Fellow: Awarded 2008
Field of Study: Constitutional Studies

Competition: US & Canada

University of Michigan, Ann Arbor

Richard Primus teaches constitutional law at the University of Michigan. His research focuses on the relationship between history and constitutional law. His book The American Language of Rights (Cambridge, 1999) analyzes the ways in which conceptions of rights in the United States have changed in response to different crises at different times in history, and he is now at work on a book analyzing American constitutional decision making in the years after the Civil War. He has also written about democratic theory, equal protection, federalism, and constitutional interpretation. The students at the University of Michigan Law School have twice awarded Professor Primus the L. Hart Wright Award for Excellence in Teaching.

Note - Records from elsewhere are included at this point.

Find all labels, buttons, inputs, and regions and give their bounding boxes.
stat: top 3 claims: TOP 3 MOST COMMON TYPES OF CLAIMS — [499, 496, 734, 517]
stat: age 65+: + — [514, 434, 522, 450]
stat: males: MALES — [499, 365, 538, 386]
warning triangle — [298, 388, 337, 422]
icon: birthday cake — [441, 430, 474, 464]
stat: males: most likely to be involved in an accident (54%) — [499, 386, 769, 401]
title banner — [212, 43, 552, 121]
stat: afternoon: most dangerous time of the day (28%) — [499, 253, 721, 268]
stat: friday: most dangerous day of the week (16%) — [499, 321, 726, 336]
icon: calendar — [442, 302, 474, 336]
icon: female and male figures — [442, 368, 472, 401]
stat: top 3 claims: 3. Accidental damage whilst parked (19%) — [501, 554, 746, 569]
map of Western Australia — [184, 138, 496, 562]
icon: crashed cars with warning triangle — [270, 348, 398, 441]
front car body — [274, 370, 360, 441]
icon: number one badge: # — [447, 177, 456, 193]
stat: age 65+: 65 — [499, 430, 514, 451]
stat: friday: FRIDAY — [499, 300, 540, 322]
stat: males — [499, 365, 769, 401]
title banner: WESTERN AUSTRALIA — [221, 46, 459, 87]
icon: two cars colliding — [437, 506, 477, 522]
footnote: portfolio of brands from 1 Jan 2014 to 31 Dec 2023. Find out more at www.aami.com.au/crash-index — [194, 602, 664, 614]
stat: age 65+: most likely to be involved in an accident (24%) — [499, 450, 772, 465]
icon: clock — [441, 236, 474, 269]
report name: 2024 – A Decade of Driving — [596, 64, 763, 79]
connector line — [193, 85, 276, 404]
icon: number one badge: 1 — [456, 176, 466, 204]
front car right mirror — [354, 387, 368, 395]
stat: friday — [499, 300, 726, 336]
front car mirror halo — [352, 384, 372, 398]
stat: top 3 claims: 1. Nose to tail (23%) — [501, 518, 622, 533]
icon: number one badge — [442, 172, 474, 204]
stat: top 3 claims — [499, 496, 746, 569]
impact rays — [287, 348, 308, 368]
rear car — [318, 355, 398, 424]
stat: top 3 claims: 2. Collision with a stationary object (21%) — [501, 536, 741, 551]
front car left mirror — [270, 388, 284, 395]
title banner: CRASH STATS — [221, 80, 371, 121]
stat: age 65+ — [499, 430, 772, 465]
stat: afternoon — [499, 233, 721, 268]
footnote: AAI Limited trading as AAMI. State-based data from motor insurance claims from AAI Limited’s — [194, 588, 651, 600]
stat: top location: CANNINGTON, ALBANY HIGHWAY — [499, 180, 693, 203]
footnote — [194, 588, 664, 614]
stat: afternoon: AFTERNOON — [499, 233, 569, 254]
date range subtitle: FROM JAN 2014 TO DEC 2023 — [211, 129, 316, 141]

Primus graduated from Harvard College with an A.B., summa cum laude, in social studies. He then earned a D.Phil. in politics at Oxford, where he was a Rhodes Scholar and the Jowett Senior Scholar at Balliol College. After studying law at Yale, Primus clerked for Judge Guido Calabresi on the United States Court of Appeals and for Justice Ruth Bader Ginsburg at the Supreme Court. He practiced law at the Washington, D.C., office of Jenner & Block before joining the Michigan faculty in 2001.